So, to re-phrase an earlier question, is there anything to stop you if you have a catastrophic brake line failure (i.e. total fluid loss). If the handbrake works via ABS via brake pads, what would stop you?
If you are stationary and you engage the hand brake on the D3 or RRS, the instant you start to drive, the brake automatically disengages.
Now, you can use the hand brake while you are driving and it won’t do any harm the the D3 or RRS but the occupants will get a rude awakening.
As posted above, you have to hold the Hand Brake button up for a second or two and then the ABS takes over and pulls the vehicle up as quickly as it can without getting into a wheel lockup situation.
So it’s either all or nothing.
As I posted, I would never try to use the D3 or RRS hand brake to control your decent as it is designed to work as an emergency brake, it’s just going to stop you in one big hurry.
Cheers.
So, to re-phrase an earlier question, is there anything to stop you if you have a catastrophic brake line failure (i.e. total fluid loss). If the handbrake works via ABS via brake pads, what would stop you?

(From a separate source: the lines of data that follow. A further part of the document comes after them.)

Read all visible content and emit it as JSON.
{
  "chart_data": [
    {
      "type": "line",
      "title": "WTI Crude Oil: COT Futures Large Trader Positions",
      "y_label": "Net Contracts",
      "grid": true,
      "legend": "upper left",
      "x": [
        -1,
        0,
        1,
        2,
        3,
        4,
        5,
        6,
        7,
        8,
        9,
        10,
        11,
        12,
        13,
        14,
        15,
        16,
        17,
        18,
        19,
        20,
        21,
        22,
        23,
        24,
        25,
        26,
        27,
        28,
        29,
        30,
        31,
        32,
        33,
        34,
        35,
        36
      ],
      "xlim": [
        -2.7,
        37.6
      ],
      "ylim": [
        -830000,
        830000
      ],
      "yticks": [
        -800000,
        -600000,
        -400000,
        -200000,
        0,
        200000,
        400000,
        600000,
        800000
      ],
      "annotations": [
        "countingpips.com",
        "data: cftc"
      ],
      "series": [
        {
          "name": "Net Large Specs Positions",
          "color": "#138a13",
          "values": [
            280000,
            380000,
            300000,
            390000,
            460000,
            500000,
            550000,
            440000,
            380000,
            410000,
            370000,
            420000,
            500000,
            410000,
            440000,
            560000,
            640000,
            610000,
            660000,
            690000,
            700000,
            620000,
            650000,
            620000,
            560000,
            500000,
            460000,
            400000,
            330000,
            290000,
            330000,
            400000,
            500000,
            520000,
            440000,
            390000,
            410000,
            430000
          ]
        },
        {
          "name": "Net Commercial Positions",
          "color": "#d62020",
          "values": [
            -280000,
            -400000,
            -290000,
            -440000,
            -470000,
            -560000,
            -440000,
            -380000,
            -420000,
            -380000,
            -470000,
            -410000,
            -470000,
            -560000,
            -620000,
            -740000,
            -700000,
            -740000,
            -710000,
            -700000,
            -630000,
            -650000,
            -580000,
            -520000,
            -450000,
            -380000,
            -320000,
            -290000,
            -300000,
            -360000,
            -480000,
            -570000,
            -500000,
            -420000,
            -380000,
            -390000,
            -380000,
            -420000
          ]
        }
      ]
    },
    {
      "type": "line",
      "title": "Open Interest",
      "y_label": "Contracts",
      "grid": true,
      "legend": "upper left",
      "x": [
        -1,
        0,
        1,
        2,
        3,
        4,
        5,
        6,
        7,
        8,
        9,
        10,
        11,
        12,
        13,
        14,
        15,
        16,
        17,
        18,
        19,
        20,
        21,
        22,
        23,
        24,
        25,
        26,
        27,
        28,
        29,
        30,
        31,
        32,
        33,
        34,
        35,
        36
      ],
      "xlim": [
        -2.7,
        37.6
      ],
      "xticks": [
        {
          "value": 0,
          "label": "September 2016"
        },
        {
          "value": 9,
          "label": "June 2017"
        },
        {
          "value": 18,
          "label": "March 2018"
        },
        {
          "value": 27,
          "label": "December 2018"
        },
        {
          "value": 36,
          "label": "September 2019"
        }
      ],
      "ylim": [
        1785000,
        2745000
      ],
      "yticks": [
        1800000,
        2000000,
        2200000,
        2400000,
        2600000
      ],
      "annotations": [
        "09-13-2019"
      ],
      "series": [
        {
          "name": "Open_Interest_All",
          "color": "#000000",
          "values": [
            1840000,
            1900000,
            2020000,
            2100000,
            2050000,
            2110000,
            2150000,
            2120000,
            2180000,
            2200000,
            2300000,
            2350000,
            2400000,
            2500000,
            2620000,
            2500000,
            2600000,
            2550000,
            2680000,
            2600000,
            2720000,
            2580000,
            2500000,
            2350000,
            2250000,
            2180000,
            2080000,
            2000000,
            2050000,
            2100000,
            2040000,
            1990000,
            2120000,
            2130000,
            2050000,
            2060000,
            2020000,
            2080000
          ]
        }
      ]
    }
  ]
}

The electric handbrake operates a separate drum brake inside the rear disc.Originally Posted by spudboy
I didn't think the ABS system came into play when operating the handbrake as an emergency brake.......something else to test.
Scott
I have them also and find that problem.Originally Posted by TuffRR
With locking the torque converter the problem with mine is its been played with so has a monster stall setting. seems to vary between 200-300rpm. Gives great take of though!

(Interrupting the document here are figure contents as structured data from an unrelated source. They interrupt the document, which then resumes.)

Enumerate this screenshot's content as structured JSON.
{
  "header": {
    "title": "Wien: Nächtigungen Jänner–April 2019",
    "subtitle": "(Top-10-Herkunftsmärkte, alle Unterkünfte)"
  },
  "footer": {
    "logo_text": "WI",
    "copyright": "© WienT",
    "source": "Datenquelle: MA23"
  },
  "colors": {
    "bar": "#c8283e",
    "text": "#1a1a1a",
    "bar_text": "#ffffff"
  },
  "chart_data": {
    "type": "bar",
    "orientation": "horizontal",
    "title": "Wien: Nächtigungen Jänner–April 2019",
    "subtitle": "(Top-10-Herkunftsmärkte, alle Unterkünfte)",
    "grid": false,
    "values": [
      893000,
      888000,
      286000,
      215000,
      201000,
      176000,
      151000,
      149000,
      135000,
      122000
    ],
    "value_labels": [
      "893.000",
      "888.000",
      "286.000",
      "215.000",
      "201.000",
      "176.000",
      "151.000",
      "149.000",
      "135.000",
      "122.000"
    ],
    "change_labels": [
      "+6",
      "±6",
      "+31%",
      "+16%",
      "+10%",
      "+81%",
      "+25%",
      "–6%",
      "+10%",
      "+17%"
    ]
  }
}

That does clear a lot up. I guess one other pragmatic point I've noticed (and someone with technical expertise might be able to explain) is that hand brakes are almost invariably drum brakes, even when discs are fitted all round. My Forester had a setup with drums-in-discs, and I see from this thread that the D3 does too (though with a lot more electronics). With a drum already engineered on the drive train, it saves a lot of R&D just to keep on using it, but with a clean sheet vehicle like the D3 a better ingineered solution can be had.Originally Posted by JDNSW
For my money, I'd take the Forester arrangement with completely independent brake circuits acting manually at the rear wheel in preference to either the D3 or Defender arrangements.
Steve
The problem with disc brakes for parking/emergency brakes is that the force that has to be applied to the pads is much greater than that which has to be applied to the shoes in a drum - and with the drum, the force is between two shoes pushing them apart, where with a discc it is between the two pads pulling them together, meaning that you need a very strong and rigid caliper, much heavier and more expensive than the backing plate plus expander of a drum. Where you are using a mechanical linkage, applying a higher force causes more problems because you have to have more leverage, which amplifies any lost motion and the effects of the mechanism flexing. Add to this, the advantages of disc brakes over drums are non-existent in this application - you can't simply make it self adjusting with mechanical operation, and since it is designed primarily as a parking brake the better cooling of the disc is irrelevant. While it is possible to make disc parking brakes, most manufacturers seem to have decided that it is easier and cheaper to use drums, this often being why they are retained for the rear wheels.Originally Posted by scrambler
However, my preference is still for a transmission brake for off road use due to the lack of vulnerability of the linkage.
John
JDNSW
1986 110 County 3.9 diesel
1970 2a 109 2.25 petrol
I have a X-Eng disc handbrake on my rangie and it is very good. I intend to fit one to the disco soon.Originally Posted by JDNSW
No more problems with the handbrake not holding.
Here's a question from a novice.
I have a late series TD5 D2, auto. I've read for economy reasons the torque convertor locks up at a given speed ?
If this is true, then there should be a solenoid that controls this? Is this correct?
If there is a solenoid, would it be possible to wire in a switch to lock the torque convertor for down hill assents?![]()
Cheers,
John
not too sure about the new autos but in the old school ones
the torque converter lock up is controled by the front speed govenor in the box and its driven directly by the output turbine of the torque converter so that when the converter output speed is high enough (turbine speed is aproximately equal to impeller input speed) it then locks up...
In most torque converters the lockup plate is not designed to cope with massively different plate RPM's...
Not being an autobox pro (read some of my rants I think they are eeeevil) if you like I can ask the auto specialist at work..
Dave
"In a Landrover the other vehicle is your crumple zone."
For spelling call Rogets, for mechanicing call me.
Fozzy, 2.25D SIII Ex DCA Ute
TdiautoManual d1 (gave it to the Mupion)
Archaeoptersix 1990 6x6 dual cab(This things staying)
If you've benefited from one or more of my posts please remember, your taxes paid for my skill sets, I'm just trying to make sure you get your monies worth.
If you think you're in front on the deal, pay it forwards.
I thought the 4spd ZF boxes fitted from the 86 RR all the way through to the Discoveries had solenoid controlled lock up convertors.
I've read a while ago that one of the forum members has had his modified to lock up in 3rd & 4th.